I suspect rank-and-file Liberal supporters may feel differently about ushering in a catastrophe for the province all to improve the Liberal Party of Ontario’s long-term prospects.
But most pollsters and analysts now acknowledge that the only path to an NDP victory lies in a last-minute swing by Liberal voters, so it’s up to you now red team.
This election can’t be about partisanship, and old grudges between parties traditionally fighting for the same swathes of voters. It has to be about the public interest, and it is crystal clear that a Doug Ford government is not in the public interest.
You have a choice tomorrow Ontario, and it’s this simple: Do you want Doug Ford to be your premier?

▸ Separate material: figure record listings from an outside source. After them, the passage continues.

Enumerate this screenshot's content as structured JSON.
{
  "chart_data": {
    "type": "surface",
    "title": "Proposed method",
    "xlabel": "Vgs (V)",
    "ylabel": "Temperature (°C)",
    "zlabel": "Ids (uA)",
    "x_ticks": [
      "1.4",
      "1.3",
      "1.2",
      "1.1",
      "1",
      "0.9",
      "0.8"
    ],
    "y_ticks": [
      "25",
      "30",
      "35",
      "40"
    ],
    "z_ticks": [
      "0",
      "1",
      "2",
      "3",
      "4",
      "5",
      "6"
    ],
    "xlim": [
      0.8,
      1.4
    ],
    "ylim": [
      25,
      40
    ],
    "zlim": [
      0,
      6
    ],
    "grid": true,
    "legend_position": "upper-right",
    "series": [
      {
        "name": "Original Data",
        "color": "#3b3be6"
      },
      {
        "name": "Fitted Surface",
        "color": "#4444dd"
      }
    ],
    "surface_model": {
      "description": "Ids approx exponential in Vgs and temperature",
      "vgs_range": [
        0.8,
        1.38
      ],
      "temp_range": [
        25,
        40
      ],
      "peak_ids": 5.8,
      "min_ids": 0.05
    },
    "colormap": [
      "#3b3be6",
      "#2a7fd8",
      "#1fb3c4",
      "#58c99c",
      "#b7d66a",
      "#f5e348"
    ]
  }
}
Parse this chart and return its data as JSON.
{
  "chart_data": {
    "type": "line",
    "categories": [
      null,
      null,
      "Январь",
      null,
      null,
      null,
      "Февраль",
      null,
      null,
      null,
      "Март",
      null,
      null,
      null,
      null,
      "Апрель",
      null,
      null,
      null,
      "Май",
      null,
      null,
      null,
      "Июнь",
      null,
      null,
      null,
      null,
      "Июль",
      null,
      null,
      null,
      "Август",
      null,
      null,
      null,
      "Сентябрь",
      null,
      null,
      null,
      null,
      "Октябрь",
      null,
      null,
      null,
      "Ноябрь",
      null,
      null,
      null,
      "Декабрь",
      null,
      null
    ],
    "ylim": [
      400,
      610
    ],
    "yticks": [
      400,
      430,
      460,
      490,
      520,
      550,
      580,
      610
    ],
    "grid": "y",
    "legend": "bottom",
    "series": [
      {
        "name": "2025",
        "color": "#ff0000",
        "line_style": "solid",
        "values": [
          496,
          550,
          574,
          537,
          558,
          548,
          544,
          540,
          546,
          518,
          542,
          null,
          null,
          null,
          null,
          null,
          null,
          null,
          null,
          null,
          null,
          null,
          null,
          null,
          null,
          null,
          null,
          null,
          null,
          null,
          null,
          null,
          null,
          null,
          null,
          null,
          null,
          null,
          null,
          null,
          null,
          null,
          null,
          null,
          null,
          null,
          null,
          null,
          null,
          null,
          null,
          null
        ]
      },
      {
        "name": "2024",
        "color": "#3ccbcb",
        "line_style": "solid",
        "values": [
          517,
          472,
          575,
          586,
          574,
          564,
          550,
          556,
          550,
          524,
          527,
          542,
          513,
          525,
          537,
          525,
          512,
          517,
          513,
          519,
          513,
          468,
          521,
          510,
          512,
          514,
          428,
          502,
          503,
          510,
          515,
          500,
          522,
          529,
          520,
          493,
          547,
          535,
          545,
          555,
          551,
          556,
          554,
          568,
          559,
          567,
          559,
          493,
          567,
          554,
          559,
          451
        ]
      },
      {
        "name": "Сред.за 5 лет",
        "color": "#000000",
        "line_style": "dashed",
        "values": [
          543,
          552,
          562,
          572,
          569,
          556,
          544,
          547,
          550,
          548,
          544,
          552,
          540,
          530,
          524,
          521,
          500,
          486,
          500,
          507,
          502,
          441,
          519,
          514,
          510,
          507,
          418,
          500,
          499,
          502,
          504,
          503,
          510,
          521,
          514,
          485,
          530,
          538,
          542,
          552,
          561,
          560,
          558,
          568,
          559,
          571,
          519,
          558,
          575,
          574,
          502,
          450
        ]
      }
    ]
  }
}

If the answer to that question is no, then you need to vote for the NDP. Even if you don’t like them, and even if you still like to complain about Bob Rae. Their platform builds on the Liberal record, and their policy aims are not dissimilar to yours. By contrast Ford, like Trump, will seek to blow up every program or accomplishment tied to his predecessor.
Fight to the end
But voting may not be enough. Talk to your friends and neighbours, call Liberals you know and offer them a lift to the polls and encouragement to vote NDP. If you can, volunteer to help your local NDP candidate get the vote out on Thursday. In these tight local races volunteers on election day could make the difference.
Do you remember how it felt when Trump won? That was in another country, but this is right in your backyard. Don’t let it happen again.
No one wants to wake up on Friday wondering if they did everything they could to keep Doug Ford from taking power.
Spend the next two days making sure you don’t have to. Leave it all on the field, and #StopFord.